- otur stirkoff!
- sağolun efendim.
- ayaklarını uzatabilirsin.
- çk lütufkarsınız efendim.
- stirkoff, anladığım kadarı ile adalet ve eşitlik gibi konuları irdeleyen yazılar yazıyormuşsun; coşku ve kurtuluş hakkı üzerine de, doğru mu stirkoff?
- evet efendim.
-dünyada geniş anlamda bir adalet sağlanabilir mi sence?
- hiç sanmam efendim.
- öyleyse bu boktan yazıları neden yazıyorsun? kendini iyi hissetmiyor musun?
- son zamanlarda pek iyi değilim efendim. deliriyorum gibi geliyor bana.
- fazlaca mı içiyorsun stirkoff?
- tabii efendim.
- kendinle oynar mısın?
-sürekli efendim.
- nasıl?
- anlayamadım efendim?
- yani nasıl bir yöntem kullanıyorsun?
- dört-beş çiğ yumurta ve yarım kilo kıymayı dar ağızlı bir vazoya döküyorum. ---cam mı?
- hayır a...
- yahu vazoyu soruyorum cam mı?
- değil efendim.
- hiç evlendin mi?
- defalarca.
- ters giden şey neydi stirkoff?
- her şey efendim.
- hayatının en iyi sevişmesini anlat.
- dört-beş yumurta ve yarım kilo kıymayı dar ağız...
- tamam tamam!
- öyledir efendim.
- daha iyi ve adil bir dünya özleminin aslında, çürümeden ve başarısızlık duygusunda kaynaklandığının farkında mısın?
- evet efendim.
- baban kötü müydü?
- bilmiyorum efendim.
- bilmiyorum ne demek?
- yani kıyaslamak güç efendim. sadece bir babam oldu.

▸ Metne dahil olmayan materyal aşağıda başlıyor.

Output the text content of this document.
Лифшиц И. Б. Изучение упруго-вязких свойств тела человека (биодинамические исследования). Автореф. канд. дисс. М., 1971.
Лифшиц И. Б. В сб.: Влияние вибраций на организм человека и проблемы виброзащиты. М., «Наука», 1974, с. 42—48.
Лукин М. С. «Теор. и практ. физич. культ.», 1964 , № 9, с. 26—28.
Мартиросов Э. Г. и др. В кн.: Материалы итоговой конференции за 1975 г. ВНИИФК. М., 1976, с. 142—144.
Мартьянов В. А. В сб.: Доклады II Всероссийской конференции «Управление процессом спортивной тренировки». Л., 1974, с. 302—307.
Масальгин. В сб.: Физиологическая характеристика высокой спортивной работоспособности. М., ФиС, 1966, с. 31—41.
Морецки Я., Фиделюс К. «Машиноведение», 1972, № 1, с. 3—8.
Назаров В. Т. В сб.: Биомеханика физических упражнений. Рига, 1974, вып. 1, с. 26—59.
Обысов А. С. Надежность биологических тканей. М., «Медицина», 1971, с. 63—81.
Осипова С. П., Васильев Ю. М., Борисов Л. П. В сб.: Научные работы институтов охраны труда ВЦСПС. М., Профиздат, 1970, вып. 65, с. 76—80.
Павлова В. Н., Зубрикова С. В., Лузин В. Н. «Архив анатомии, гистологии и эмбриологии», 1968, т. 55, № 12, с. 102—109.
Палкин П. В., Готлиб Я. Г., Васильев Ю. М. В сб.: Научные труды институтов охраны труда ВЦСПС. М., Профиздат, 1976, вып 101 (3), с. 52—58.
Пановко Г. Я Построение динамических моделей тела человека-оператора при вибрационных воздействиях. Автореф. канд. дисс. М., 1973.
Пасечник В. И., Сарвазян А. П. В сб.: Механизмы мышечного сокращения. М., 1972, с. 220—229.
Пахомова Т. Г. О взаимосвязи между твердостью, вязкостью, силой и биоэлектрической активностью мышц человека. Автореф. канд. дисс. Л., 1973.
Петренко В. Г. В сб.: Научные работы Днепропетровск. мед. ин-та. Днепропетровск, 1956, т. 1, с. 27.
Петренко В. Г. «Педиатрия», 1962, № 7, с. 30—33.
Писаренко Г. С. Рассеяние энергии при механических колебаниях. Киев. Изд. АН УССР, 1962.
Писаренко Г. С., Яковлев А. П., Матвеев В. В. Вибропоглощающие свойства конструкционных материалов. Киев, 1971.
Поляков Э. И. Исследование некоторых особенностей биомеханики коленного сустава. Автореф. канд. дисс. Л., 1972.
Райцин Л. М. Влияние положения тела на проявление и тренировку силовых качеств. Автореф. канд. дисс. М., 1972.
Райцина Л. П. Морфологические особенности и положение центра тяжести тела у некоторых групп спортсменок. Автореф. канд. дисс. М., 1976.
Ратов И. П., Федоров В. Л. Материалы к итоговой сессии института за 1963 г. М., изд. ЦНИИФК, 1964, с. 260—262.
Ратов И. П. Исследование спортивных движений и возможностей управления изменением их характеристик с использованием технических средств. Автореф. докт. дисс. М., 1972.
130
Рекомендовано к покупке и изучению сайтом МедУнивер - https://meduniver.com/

- benimle kafa mı buluyorsun stirkoff?
- hayır efendim: dediğiniz gibi adalet yoktur.
- baban seni döver miydi?
- sıra ile döverlerdi efendim.
- hani bir tek baban vardı?
- herkesin tek bir babası vardır efendim. annemi kastetmiştim. o da kendi payına düşeni alırdı.
- seni sever miydi?
- kendisinin bir uzantısı olarak evet.
- sevgi başka nedir ki?
- iyi bir şeye önem verecek kadar sağduyu sahibi olmaktır. kan bağı gerekmez. kırmızı bir deniz topu veya tereyağlı kızarmış ekmek de olabilir bu efendim.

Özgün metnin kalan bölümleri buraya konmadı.